Labidochromis caeruleus lifespan

On average, this species can live up to 10 years with good care.

Parasites and diseases

Though little studied in aquarium fish, Labidochromis caeruleus is known to be susceptible to a parasitic disease called fluke Ichthyophthirius multifiliis. This wormlike parasite attaches itself to and feeds off of its host. The symptoms of fluke infection include yellowish skin, poor appetite, rough or wrinkled scales, loss of color, and even death. To prevent further infections, quarantine new fish for two weeks and monitor them closely during that time for signs of distress.

Predators

In nature, it’s subject to predation by fish, birds, and mammals such as otters. It can survive being eaten because its scales are covered with a chemical that makes it unpalatable. In an aquarium setting, if you keep them with other cichlids they may be attacked by more aggressive fish species.

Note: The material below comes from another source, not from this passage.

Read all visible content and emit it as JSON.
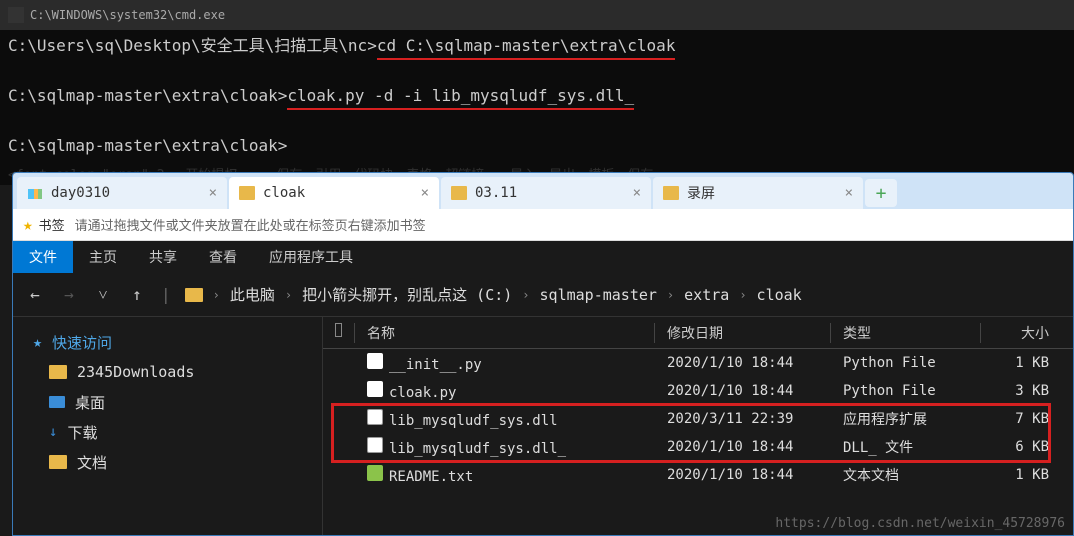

Males can also be aggressive towards one another in confined spaces.

Do Labidochromis caeruleus make good pets?

Labidochromis caeruleus is a very easy fish to keep. They are omnivores that are fed daily and need only clean water in order to thrive. Despite their striking yellow color, Yellow Lab cichlids can be difficult to breed in captivity because they tend to be shy when it comes to time for courtship. With good care, though, they will reach a maximum size of 6 inches (15 cm). This makes them one of the most colorful cichlids available as aquarium fish!